A criminalidade na Bahia já ultrapassou a fase do alerta vermelho. Entrou no estágio do absurdo institucionalizado. O episódio ocorrido na noite desta quarta-feira (4), em Mundo Novo, não é apenas mais uma página policial, é um retrato simbólico do colapso da segurança pública em um estado governado há anos pela esquerda, onde o crime perdeu o medo, a vergonha e, sobretudo, o limite.
Um homem armado decidiu invadir a residência da prefeita Ana Paula Costa (PSD). Não era uma casa qualquer. Era o lar da maior autoridade do município. Como se isso não fosse ousadia suficiente, o imóvel também abriga um delegado de polícia, marido da prefeita. Ainda assim, o criminoso entrou. Entrou como quem acredita que nada acontece, que ninguém reage, que o território é livre para o crime. Errou. Houve troca de tiros. O invasor foi neutralizado. Teve, como se diz no linguajar popular, o CPF cancelado.
O fato em si é grave. O simbolismo é devastador.
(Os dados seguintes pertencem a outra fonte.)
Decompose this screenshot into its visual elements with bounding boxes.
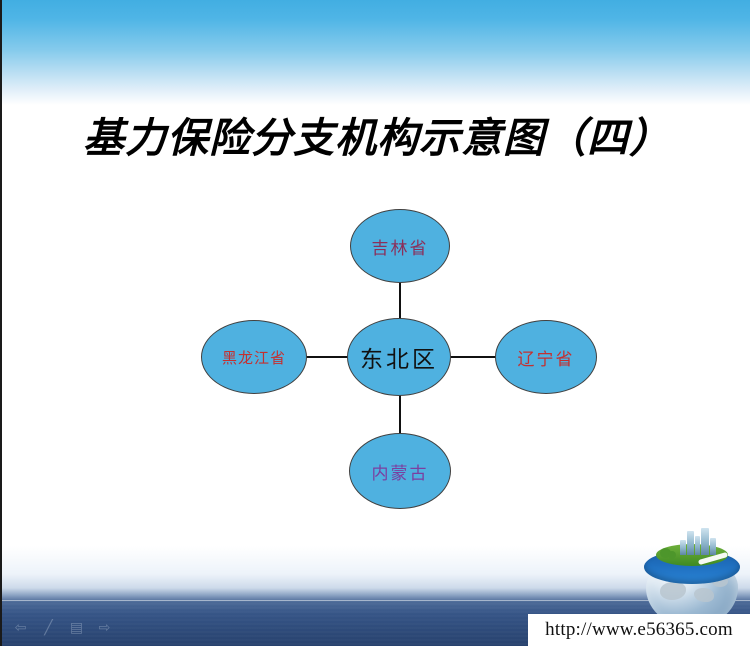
logo-continent bbox=[694, 588, 714, 602]
diagram-node-label: 东北区 bbox=[360, 340, 438, 374]
logo-tree bbox=[668, 551, 676, 559]
diagram-node-heilongjiang[interactable]: 黑龙江省 bbox=[201, 320, 307, 394]
logo-city-skyline bbox=[678, 527, 720, 555]
slideshow-nav-icons[interactable]: ⇦ ╱ ▤ ⇨ bbox=[12, 621, 113, 636]
back-arrow-icon[interactable]: ⇦ bbox=[12, 621, 29, 636]
watermark-url: http://www.e56365.com bbox=[545, 619, 733, 641]
forward-arrow-icon[interactable]: ⇨ bbox=[96, 621, 113, 636]
slide-background-sky bbox=[2, 0, 750, 105]
pen-icon[interactable]: ╱ bbox=[40, 621, 57, 636]
diagram-node-liaoning[interactable]: 辽宁省 bbox=[495, 320, 597, 394]
diagram-node-label: 辽宁省 bbox=[518, 345, 575, 370]
presentation-slide: ⇦ ╱ ▤ ⇨ 基力保险分支机构示意图（四） 吉林省 黑龙江省 东北区 辽宁省 … bbox=[0, 0, 750, 646]
diagram-node-jilin[interactable]: 吉林省 bbox=[350, 209, 450, 283]
page-icon[interactable]: ▤ bbox=[68, 621, 85, 636]
diagram-node-inner-mongolia[interactable]: 内蒙古 bbox=[349, 433, 451, 509]
water-horizon-line bbox=[2, 600, 750, 601]
page-title: 基力保险分支机构示意图（四） bbox=[2, 104, 750, 164]
watermark: http://www.e56365.com bbox=[528, 614, 750, 646]
diagram-node-center-northeast[interactable]: 东北区 bbox=[347, 318, 451, 396]
logo-continent bbox=[660, 582, 686, 600]
diagram-node-label: 吉林省 bbox=[372, 234, 429, 259]
diagram-node-label: 黑龙江省 bbox=[222, 347, 286, 368]
diagram-node-label: 内蒙古 bbox=[372, 459, 429, 484]
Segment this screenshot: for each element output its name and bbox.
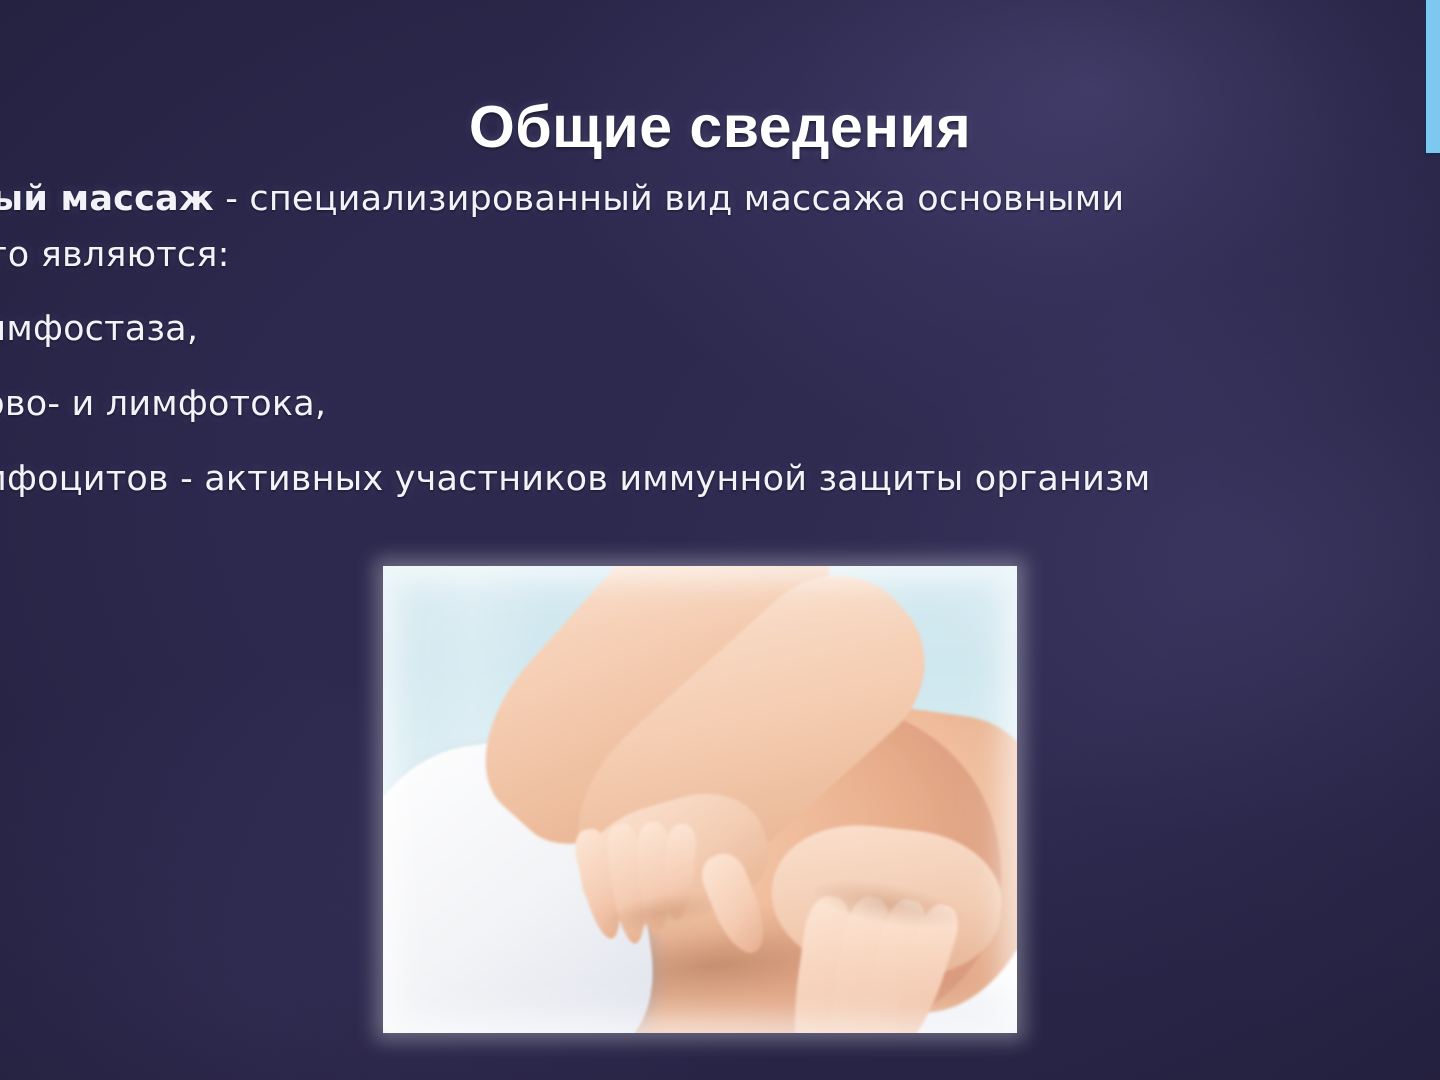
photo-soften-overlay: [383, 566, 1017, 1033]
page-title: Общие сведения: [0, 98, 1440, 157]
massage-photo: [383, 566, 1017, 1033]
body-line-1-rest: - специализированный вид массажа основны…: [214, 179, 1124, 219]
body-line-1: енажный массаж - специализированный вид …: [0, 182, 1124, 217]
body-line-4: ция крово- и лимфотока,: [0, 387, 326, 422]
body-line-3: ение лимфостаза,: [0, 312, 198, 347]
body-lead-term: енажный массаж: [0, 179, 214, 219]
body-line-2: которого являются:: [0, 238, 230, 273]
presentation-slide: Общие сведения енажный массаж - специали…: [0, 0, 1440, 1080]
body-line-5: тка лимфоцитов - активных участников имм…: [0, 462, 1151, 497]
A Bahia já ostenta, com folga, o título de estado mais violento do Brasil. Isso todo mundo sabe. O que talvez ainda não esteja claro para alguns é que a criminalidade deixou de respeitar qualquer linha imaginária. Não há mais “alvos improváveis”. Não há mais zonas de exceção. Não há mais autoridades intocáveis. Se até a casa da prefeita vira cenário de confronto armado, fica evidente que ninguém está imune. Ninguém.
Esse não é um caso isolado, nem fruto do acaso. É consequência direta de uma política de segurança que falhou. Falhou ao relativizar o crime, falhou ao perder o controle dos territórios, falhou ao permitir que a sensação de impunidade se transformasse em regra. Quando o criminoso passa a agir como se estivesse em casa, inclusive na casa da prefeita, é porque o Estado já não impõe respeito.
A ousadia do invasor não nasceu do nada. Ela é cultivada dia após dia em um ambiente onde o bandido testa os limites e percebe que eles simplesmente não existem. Primeiro são os assaltos, depois os homicídios em plena luz do dia, depois o domínio de bairros inteiros. Por fim, a invasão da casa da chefe do Executivo municipal. É a escalada lógica de quem se sente dono do território.
O desfecho, com o criminoso morto no local, não é motivo de comemoração. É motivo de reflexão, e de vergonha institucional. Chegar a esse ponto significa admitir que a segurança pública falhou antes, falhou muito, e falhou por tempo demais.
A prefeita informou que ela e a família estão bem, embora emocionalmente abaladas. O abalo, no entanto, é coletivo. O episódio escancara que, na Bahia de hoje, nem o cargo, nem o crachá, nem a autoridade garantem proteção. Quando o crime bate à porta do poder, é sinal de que o poder já não assusta o crime.
E esse talvez seja o dado mais assustador de todos.